Eargo, a Maveron-backed hearing-aid company that’s operated secretly for the past three years, today is launching a new line of hearing devices designed for the tens of millions of Americans that suffer from mild hearing loss.
The hearing devices, which include a patented Flexi Fiber technology and are modeled on a fishing fly, are nearly invisible when placed in the ear canal. They also are designed to provide users with more comfort and a better fit to the ear.
The Silicon Valley company started in 2010 and raised a small seed investment from Seattle-based Maveron in 2013. Since then, the company has raised $13.6 million from Maveron, Dolby Family Ventures, Crosslink Capital, Birchmere Ventures, Montage Ventures, Peterson Ventures, Red Sea Ventures and others.
“Eargo will enable consumers to live and feel better,” said Eargo co-founder and CEO Raphael Michel. “Everyone’s hearing degrades over time; it typically starts in your 30s. Until now, millions of people have had trouble hearing from time to time, but have done nothing about it because of the high cost and unattractiveness of current offerings.”
Dr. Florent Michel, an ear, nose and throat surgeon and father of Raphael Michel, came up with the idea for the Eargo while tying fishing flies.
“I thought if you could shrink the electronics and suspend them in the middle of the ear by soft medical grade silicone fibers, you’d have a device that could solve many of the problems with hearing devices today,” said Michel on the company’s Web site.
The hearing aids will come with four audio presets designed to work for the majority of people with mild to moderate hearing loss. Users can also send their pair to the company where Eargo’s audiologists will custom program it for the specific user. The hearing aids can be purchased at a starting price of $1,980, and there is a financing plan available for $96 per month.
Unlike most other hearing devices, the devices are rechargeable and sold in pairs.
In the company’s testing, Eargo said that its hearing aids last a full day on a single charge. The company is also selling a portable charger to augment Eargo’s battery life. Eargo claims the charger will last a week on its internal battery, but can easily be recharged through a wireless, inductive charging station.

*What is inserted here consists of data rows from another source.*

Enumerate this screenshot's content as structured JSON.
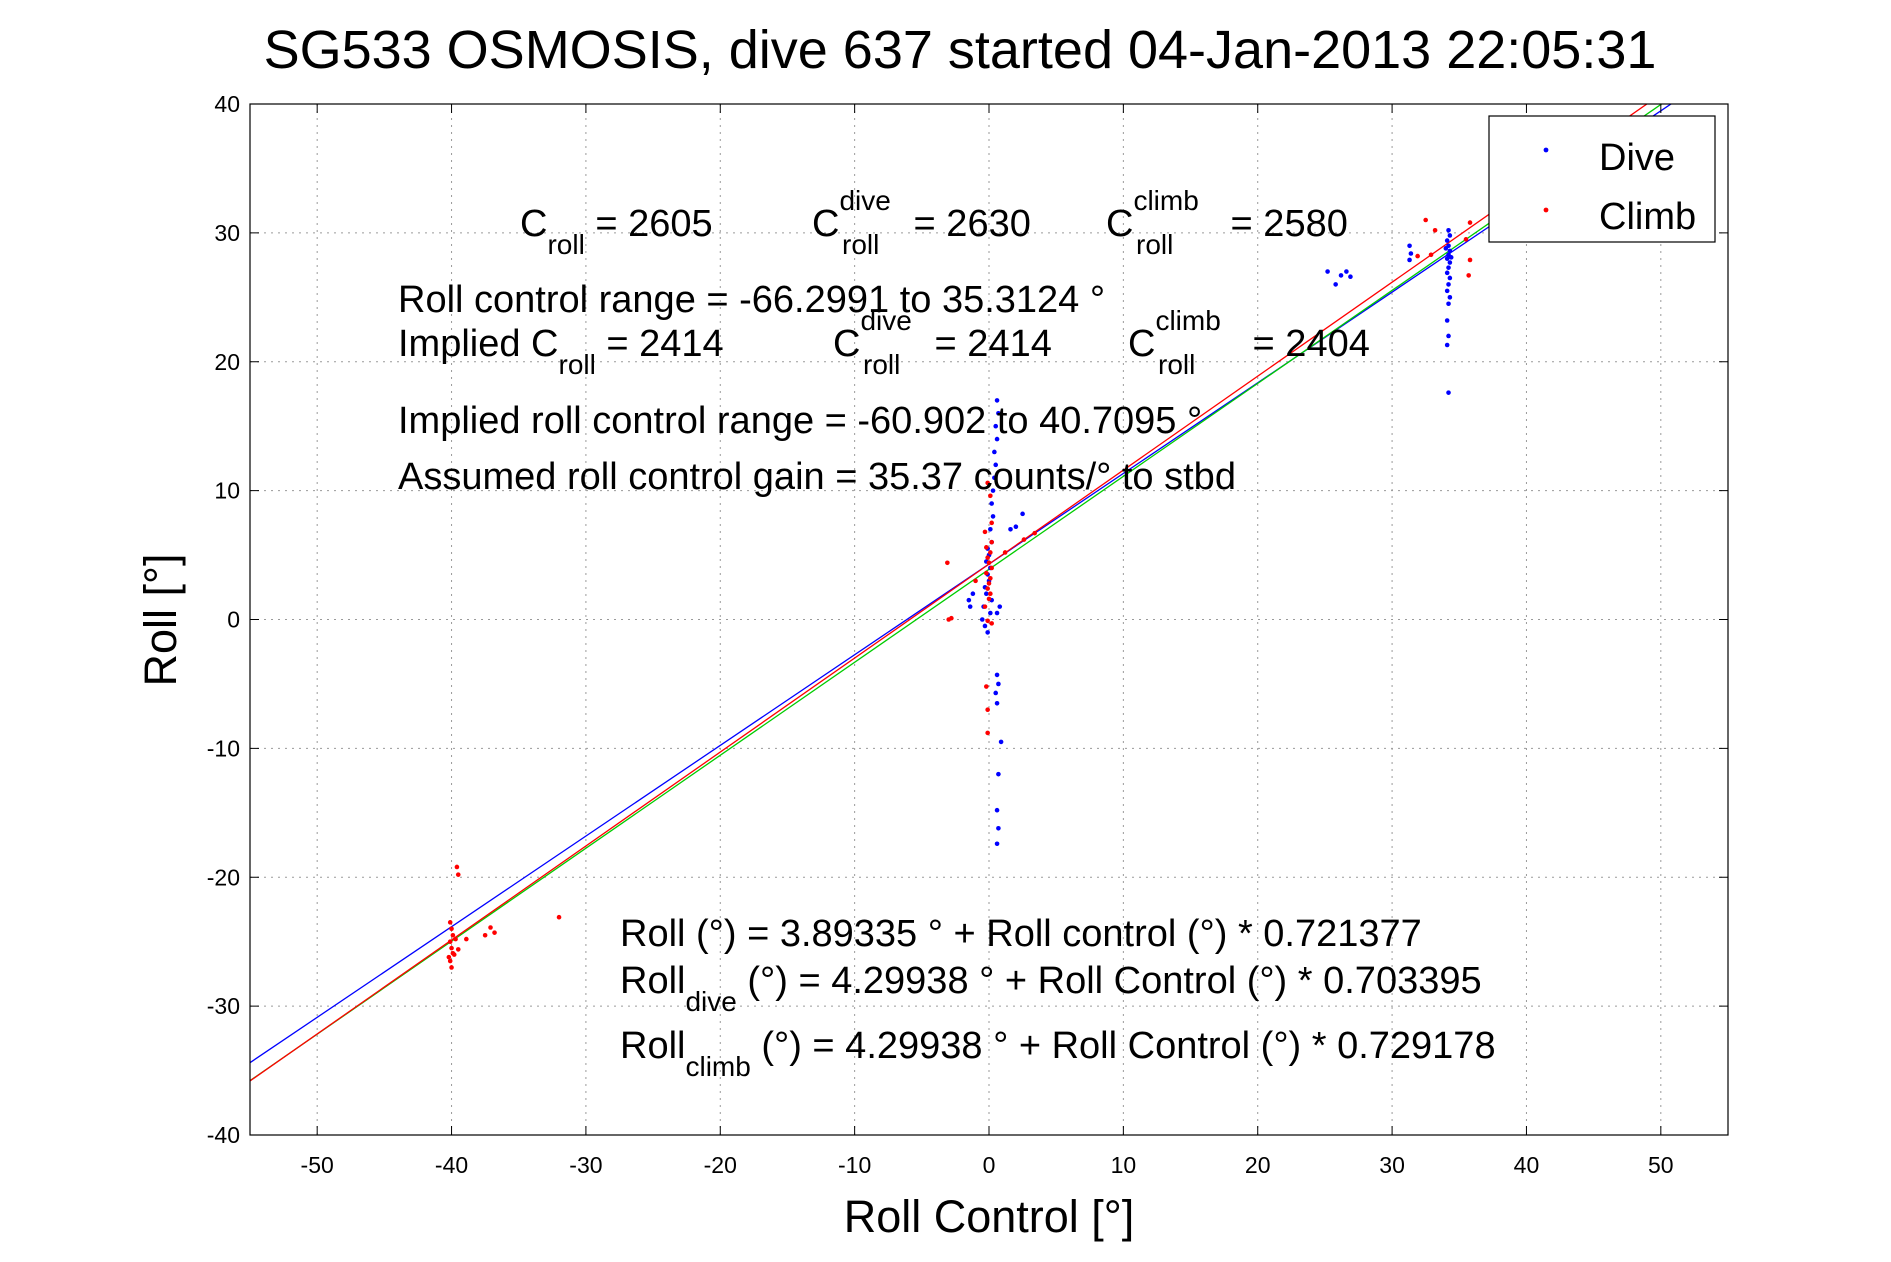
{
  "chart_data": {
    "type": "scatter",
    "title": "SG533 OSMOSIS, dive 637 started 04-Jan-2013 22:05:31",
    "xlabel": "Roll Control [°]",
    "ylabel": "Roll [°]",
    "xlim": [
      -55,
      55
    ],
    "ylim": [
      -40,
      40
    ],
    "xticks": [
      -50,
      -40,
      -30,
      -20,
      -10,
      0,
      10,
      20,
      30,
      40,
      50
    ],
    "yticks": [
      -40,
      -30,
      -20,
      -10,
      0,
      10,
      20,
      30,
      40
    ],
    "grid": true,
    "legend_position": "top-right",
    "series": [
      {
        "name": "Dive",
        "color": "#0000ff",
        "marker": "dot",
        "points": [
          [
            34.2,
            30.2
          ],
          [
            34.3,
            29.8
          ],
          [
            34.1,
            29.4
          ],
          [
            34.2,
            29.0
          ],
          [
            34.3,
            28.6
          ],
          [
            34.2,
            28.3
          ],
          [
            34.1,
            28.0
          ],
          [
            34.3,
            27.7
          ],
          [
            34.2,
            27.3
          ],
          [
            34.1,
            26.9
          ],
          [
            34.3,
            26.5
          ],
          [
            34.2,
            26.0
          ],
          [
            34.1,
            25.5
          ],
          [
            34.3,
            25.0
          ],
          [
            34.2,
            24.5
          ],
          [
            34.1,
            23.2
          ],
          [
            34.2,
            22.0
          ],
          [
            34.1,
            21.3
          ],
          [
            34.2,
            17.6
          ],
          [
            34.0,
            28.8
          ],
          [
            34.4,
            28.1
          ],
          [
            31.3,
            29.0
          ],
          [
            31.4,
            28.4
          ],
          [
            31.3,
            27.9
          ],
          [
            25.2,
            27.0
          ],
          [
            25.8,
            26.0
          ],
          [
            26.2,
            26.7
          ],
          [
            26.6,
            27.0
          ],
          [
            26.9,
            26.6
          ],
          [
            2.5,
            8.2
          ],
          [
            2.0,
            7.2
          ],
          [
            1.6,
            7.0
          ],
          [
            0.6,
            17.0
          ],
          [
            0.7,
            16.0
          ],
          [
            0.5,
            15.0
          ],
          [
            0.6,
            14.0
          ],
          [
            0.4,
            13.0
          ],
          [
            0.5,
            12.0
          ],
          [
            0.4,
            11.0
          ],
          [
            0.3,
            10.0
          ],
          [
            0.2,
            9.0
          ],
          [
            0.3,
            8.0
          ],
          [
            0.1,
            7.0
          ],
          [
            0.2,
            6.0
          ],
          [
            -0.1,
            5.5
          ],
          [
            0.0,
            5.0
          ],
          [
            -0.2,
            4.5
          ],
          [
            0.1,
            4.0
          ],
          [
            -0.1,
            3.5
          ],
          [
            0.0,
            3.0
          ],
          [
            -0.3,
            2.5
          ],
          [
            -0.2,
            2.0
          ],
          [
            0.2,
            1.5
          ],
          [
            -0.4,
            1.0
          ],
          [
            0.1,
            0.5
          ],
          [
            -0.5,
            0.0
          ],
          [
            -0.3,
            -0.5
          ],
          [
            -0.1,
            -1.0
          ],
          [
            -1.2,
            2.0
          ],
          [
            -1.5,
            1.5
          ],
          [
            -1.4,
            1.0
          ],
          [
            0.8,
            1.0
          ],
          [
            0.6,
            0.5
          ],
          [
            0.6,
            -4.3
          ],
          [
            0.7,
            -5.0
          ],
          [
            0.5,
            -5.7
          ],
          [
            0.6,
            -6.5
          ],
          [
            0.9,
            -9.5
          ],
          [
            0.7,
            -12.0
          ],
          [
            0.6,
            -14.8
          ],
          [
            0.7,
            -16.2
          ],
          [
            0.6,
            -17.4
          ]
        ]
      },
      {
        "name": "Climb",
        "color": "#ff0000",
        "marker": "dot",
        "points": [
          [
            35.8,
            30.8
          ],
          [
            35.5,
            29.5
          ],
          [
            35.8,
            27.9
          ],
          [
            35.7,
            26.7
          ],
          [
            32.5,
            31.0
          ],
          [
            33.2,
            30.2
          ],
          [
            32.9,
            28.3
          ],
          [
            31.9,
            28.2
          ],
          [
            3.4,
            6.7
          ],
          [
            2.6,
            6.2
          ],
          [
            1.2,
            5.2
          ],
          [
            -3.1,
            4.4
          ],
          [
            -2.8,
            0.1
          ],
          [
            -3.0,
            0.0
          ],
          [
            -0.3,
            1.0
          ],
          [
            -0.1,
            -0.1
          ],
          [
            0.2,
            -0.3
          ],
          [
            -1.0,
            3.0
          ],
          [
            0.2,
            6.0
          ],
          [
            -0.2,
            5.6
          ],
          [
            0.1,
            5.2
          ],
          [
            -0.1,
            4.8
          ],
          [
            0.0,
            4.4
          ],
          [
            0.2,
            4.0
          ],
          [
            -0.2,
            3.6
          ],
          [
            0.1,
            3.2
          ],
          [
            0.0,
            2.8
          ],
          [
            -0.1,
            2.4
          ],
          [
            0.1,
            2.0
          ],
          [
            0.0,
            1.6
          ],
          [
            0.2,
            7.5
          ],
          [
            -0.3,
            6.8
          ],
          [
            0.1,
            9.6
          ],
          [
            -0.1,
            10.6
          ],
          [
            -0.2,
            -5.2
          ],
          [
            -0.1,
            -7.0
          ],
          [
            -0.1,
            -8.8
          ],
          [
            -40.1,
            -23.5
          ],
          [
            -40.0,
            -24.0
          ],
          [
            -39.9,
            -24.5
          ],
          [
            -40.1,
            -25.0
          ],
          [
            -40.0,
            -25.5
          ],
          [
            -39.8,
            -26.0
          ],
          [
            -40.1,
            -26.5
          ],
          [
            -40.0,
            -27.0
          ],
          [
            -39.7,
            -24.8
          ],
          [
            -39.5,
            -25.6
          ],
          [
            -39.9,
            -25.9
          ],
          [
            -40.2,
            -26.2
          ],
          [
            -39.6,
            -19.2
          ],
          [
            -39.5,
            -19.8
          ],
          [
            -38.9,
            -24.8
          ],
          [
            -37.5,
            -24.5
          ],
          [
            -37.1,
            -23.9
          ],
          [
            -36.8,
            -24.3
          ],
          [
            -32.0,
            -23.1
          ]
        ]
      }
    ],
    "fit_lines": [
      {
        "color": "#0000ff",
        "intercept": 4.29938,
        "slope": 0.703395
      },
      {
        "color": "#00cc00",
        "intercept": 3.89335,
        "slope": 0.721377
      },
      {
        "color": "#ff0000",
        "intercept": 4.29938,
        "slope": 0.729178
      }
    ]
  },
  "annotations": {
    "c_roll": {
      "base": "C",
      "sub": "roll",
      "value": " = 2605"
    },
    "c_roll_dive": {
      "base": "C",
      "sup": "dive",
      "sub": "roll",
      "value": " = 2630"
    },
    "c_roll_climb": {
      "base": "C",
      "sup": "climb",
      "sub": "roll",
      "value": " = 2580"
    },
    "range": "Roll control range = -66.2991 to 35.3124 °",
    "implied_c_roll": {
      "prefix": "Implied C",
      "sub": "roll",
      "value": " = 2414"
    },
    "implied_c_roll_dive": {
      "base": "C",
      "sup": "dive",
      "sub": "roll",
      "value": " = 2414"
    },
    "implied_c_roll_climb": {
      "base": "C",
      "sup": "climb",
      "sub": "roll",
      "value": " = 2404"
    },
    "implied_range": "Implied roll control range = -60.902 to 40.7095 °",
    "gain": "Assumed roll control gain = 35.37 counts/° to stbd",
    "fit_all": "Roll (°) = 3.89335 ° + Roll control (°) * 0.721377",
    "fit_dive": {
      "base": "Roll",
      "sub": "dive",
      "rest": " (°) = 4.29938 ° + Roll Control (°) * 0.703395"
    },
    "fit_climb": {
      "base": "Roll",
      "sub": "climb",
      "rest": " (°) = 4.29938 ° + Roll Control (°) * 0.729178"
    }
  }
}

Maveron, the venture capital firm founded by Starbucks CEO Howard Schultz and former investment banker Dan Levitan, said that Eargo is changing the way that people perceive hearing aids.
“The category is no longer just about senior citizens,” said Maveron’s David Wu. “Today, it encapsulates everyone from the ear bud wearing Millennials to a maturing Generation X and of course, a still very active Baby Boomer generation. It’s a ‘green field’ market opportunity given today’s low penetration rate based on existing technology.”